Their only complaint, he said, is that she can move a bit slow. But Chili’s is reluctant to speed her up: They don’t want her to accidentally spill something.

A slip-up like that would be unusual for the bot, which rarely makes mistakes. In fact, Rita has performed her tasks with more than 99% accuracy during her tenure at Chili’s. The most common problem is that a misplaced bag or chair can confuse the bot and cause her to return home mid-task, which Allen said happens about once a week. 

He emphasized that Rita was never intended to replace human workers, noting that the vast majority of Chili’s locations have returned to pre-pandemic staffing levels. 

“This is just like Presto on our tables today, or just like the iPads when you take an order at the table,” he said of Rita (Presto is the chain's tabletop ordering system.) “It’s about giving them a tool” to help do their jobs better.

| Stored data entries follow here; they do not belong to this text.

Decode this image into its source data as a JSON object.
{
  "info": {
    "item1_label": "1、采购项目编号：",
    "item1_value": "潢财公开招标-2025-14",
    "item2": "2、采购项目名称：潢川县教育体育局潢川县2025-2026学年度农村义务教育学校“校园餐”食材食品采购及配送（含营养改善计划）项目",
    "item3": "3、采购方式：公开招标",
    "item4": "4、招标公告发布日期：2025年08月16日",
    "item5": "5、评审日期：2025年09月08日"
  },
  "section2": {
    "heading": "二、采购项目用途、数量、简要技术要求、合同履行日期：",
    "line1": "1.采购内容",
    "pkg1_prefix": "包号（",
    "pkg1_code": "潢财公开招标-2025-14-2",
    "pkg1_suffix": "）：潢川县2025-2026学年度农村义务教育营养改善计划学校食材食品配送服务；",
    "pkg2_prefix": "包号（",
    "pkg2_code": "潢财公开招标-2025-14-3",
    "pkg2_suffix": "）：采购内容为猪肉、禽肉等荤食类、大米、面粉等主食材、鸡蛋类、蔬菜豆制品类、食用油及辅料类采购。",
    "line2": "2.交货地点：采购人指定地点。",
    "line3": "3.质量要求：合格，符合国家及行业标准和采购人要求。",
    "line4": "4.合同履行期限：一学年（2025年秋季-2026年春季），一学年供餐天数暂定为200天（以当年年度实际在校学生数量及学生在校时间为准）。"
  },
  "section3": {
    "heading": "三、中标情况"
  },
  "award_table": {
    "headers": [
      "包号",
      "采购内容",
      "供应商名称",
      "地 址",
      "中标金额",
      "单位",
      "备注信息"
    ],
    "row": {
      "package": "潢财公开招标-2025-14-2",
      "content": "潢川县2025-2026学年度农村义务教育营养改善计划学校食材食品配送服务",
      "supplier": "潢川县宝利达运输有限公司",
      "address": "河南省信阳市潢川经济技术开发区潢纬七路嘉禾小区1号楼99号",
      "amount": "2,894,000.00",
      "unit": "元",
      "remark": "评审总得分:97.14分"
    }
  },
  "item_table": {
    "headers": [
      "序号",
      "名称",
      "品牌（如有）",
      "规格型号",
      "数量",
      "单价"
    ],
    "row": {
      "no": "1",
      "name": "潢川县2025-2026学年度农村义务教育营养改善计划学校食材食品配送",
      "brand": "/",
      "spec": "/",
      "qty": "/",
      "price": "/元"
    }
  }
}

Meanwhile, guests seem to like Rita, too. In addition to helping out around the restaurant, she dishes out a little attitude with a repertoire of jokes and snarky comments.

“It’s a fun element of coming back to a restaurant,” Allen said. “People enjoy that and they laugh about it and they don’t take it too seriously.” 

The chain has worked to integrate Rita into its restaurants, starting with the margarita-inspired name and lively personality. It’s also weighing whether to update her look.

“We’re still deciding, is it a clean white, is it a red with some pizazz to it, what really does it come around to be?” Allen said.

Beyond greater satisfaction among workers and guests, Allen said it’s too early to say what kind of impact Rita might be having in other areas, like table turns, for instance. But with more bots starting soon, the chain should be able to get a better feel for other impacts, he said.

As for how Chili’s decided where to deploy the latest wave of Ritas, Allen said it’s a bit of a “secret sauce.” In some cases, the chain had identified restaurants where it thought the bots would be a hit with guests. Other sites were those struggling with staff turnover or guest sentiment, and Rita was seen as a way to improve it. 

The rollout to the 51 additional restaurants is expected to be done by mid-May, the company said.